Saturday, April 4, 2009

Invoking FDR

I bought Amity Shlaes "The Forgotten Man" a few weeks but really hadn't
made time to read it. While I reading the section about how FDR campaigned
and his economic philosophy during the Great Depression, I couldn't help but
think of President Obama. I know earlier this year there were claims that
Obama was trying to invoke FDR. After reading one particular chapter in the
book, I can absolutely see why!

I'm going to give you snippets and tell me if they don't remind you if President
Obama and the current Democrats.

Snippet 1 (p. 128):

The candidate also did not mind assailing the wealthy, a feature rare in
loyal culture of his class.

All this horrified some Democratic colleagues. Al Smith gave a speech at
the Democrat's Jefferson Day dinner, taking issue with the way Roosevelt
and others seemed willing to assail others: "We seems to seek negative
victory rather than affirmative victory," he told his party. "I will take
off my coat and fight to the end against any candidate who persists in any
demagogic appeal to the masses of the working people of this country to
destroy themselves by setting class against class and rich against poor."

Haven't we been hearing constantly about the Wall Street "fat cats."
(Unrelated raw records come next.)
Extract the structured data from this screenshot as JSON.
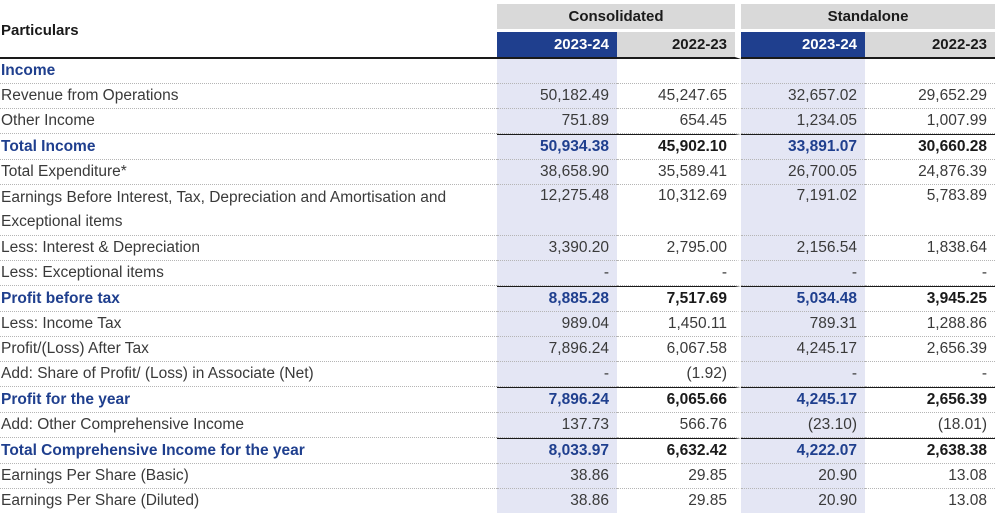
{
  "header": {
    "particulars": "Particulars",
    "groups": [
      "Consolidated",
      "Standalone"
    ],
    "years": [
      "2023-24",
      "2022-23",
      "2023-24",
      "2022-23"
    ]
  },
  "rows": [
    {
      "label": "Income",
      "values": [
        "",
        "",
        "",
        ""
      ]
    },
    {
      "label": "Revenue from Operations",
      "values": [
        "50,182.49",
        "45,247.65",
        "32,657.02",
        "29,652.29"
      ]
    },
    {
      "label": "Other Income",
      "values": [
        "751.89",
        "654.45",
        "1,234.05",
        "1,007.99"
      ]
    },
    {
      "label": "Total Income",
      "values": [
        "50,934.38",
        "45,902.10",
        "33,891.07",
        "30,660.28"
      ]
    },
    {
      "label": "Total Expenditure*",
      "values": [
        "38,658.90",
        "35,589.41",
        "26,700.05",
        "24,876.39"
      ]
    },
    {
      "label": "Earnings Before Interest, Tax, Depreciation and Amortisation and Exceptional items",
      "values": [
        "12,275.48",
        "10,312.69",
        "7,191.02",
        "5,783.89"
      ]
    },
    {
      "label": "Less: Interest & Depreciation",
      "values": [
        "3,390.20",
        "2,795.00",
        "2,156.54",
        "1,838.64"
      ]
    },
    {
      "label": "Less: Exceptional items",
      "values": [
        "-",
        "-",
        "-",
        "-"
      ]
    },
    {
      "label": "Profit before tax",
      "values": [
        "8,885.28",
        "7,517.69",
        "5,034.48",
        "3,945.25"
      ]
    },
    {
      "label": "Less: Income Tax",
      "values": [
        "989.04",
        "1,450.11",
        "789.31",
        "1,288.86"
      ]
    },
    {
      "label": "Profit/(Loss) After Tax",
      "values": [
        "7,896.24",
        "6,067.58",
        "4,245.17",
        "2,656.39"
      ]
    },
    {
      "label": "Add: Share of Profit/ (Loss) in Associate (Net)",
      "values": [
        "-",
        "(1.92)",
        "-",
        "-"
      ]
    },
    {
      "label": "Profit for the year",
      "values": [
        "7,896.24",
        "6,065.66",
        "4,245.17",
        "2,656.39"
      ]
    },
    {
      "label": "Add: Other Comprehensive Income",
      "values": [
        "137.73",
        "566.76",
        "(23.10)",
        "(18.01)"
      ]
    },
    {
      "label": "Total Comprehensive Income for the year",
      "values": [
        "8,033.97",
        "6,632.42",
        "4,222.07",
        "2,638.38"
      ]
    },
    {
      "label": "Earnings Per Share (Basic)",
      "values": [
        "38.86",
        "29.85",
        "20.90",
        "13.08"
      ]
    },
    {
      "label": "Earnings Per Share (Diluted)",
      "values": [
        "38.86",
        "29.85",
        "20.90",
        "13.08"
      ]
    }
  ]
}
This part also sounded familiar:

Roosevelt offered yet more ideas- again, contradictory, and more political
and moral than economic. On the one hand, he stuck to old and conservative
policies. He talked like Hoover about how "government, of all kinds, big and
little, be made solvent." He complained about high taxes: government "costs
too much." One the other had, he made expansive statements whose import
was hard to gauge.
I.e. supposed middle class tax cuts that have been the mantle of Republican
economic policy for decades.

Let's continue the paragraph:
The country, he believed, had grown too fast: beyond "our natural and
normal growth." The problem was there had been "an era of selfishness."
There existed "throughout the nation men and women, forgotten in the
political philosophy" of the last years.
See Obama calling for a new era of responsibility.

Next sentence:

These people "look for us for guidance and for more equitable opportunity
to share in the distribution of national wealth."

Hmm. Sounds like Obama got his "spread the wealth around" comment from
FDR.

A couple of sentences down:

Roosevelt also assigned blame to Hoover and Coolidge for the inflation
that they both wrongly believed was doing the damage.

Obama and Democrats have spent most of their time assigning blame to
Bush and Republicans.

These paragraph really reminded of Obama's whole '08 campaign (p. 136):

This vision was a darker one than had prevailed in the 1920s.
Where Americans- even the very poorest of Americans, such
as Father Divine's constituents souls- had believe in a future of
plenty, Roosevelt believed in a future of scarcity. The paradox
was that he presented the message in a framework of
optimism,
to the music of the tune "Happy Days," and with,
simultaneously, and unspoken offer of an end to Prohibition.
That is what always perplexed about the '08 presidential campaign: Why
was the candidate who made it seem like everyone is poor and treated
unfairly the candidate of hope? That's not hope.

This just goes to prove the Democratic Party is not the party of new ideas.
It's still the party of FDR, wrought with class warfare. Well there is one thing
different from the Democrats of the '30s and those of today. Back then
the Democratic Party wasn't beholden to isolationists (the reason why I love
FDR), so now they have the worst of both worlds.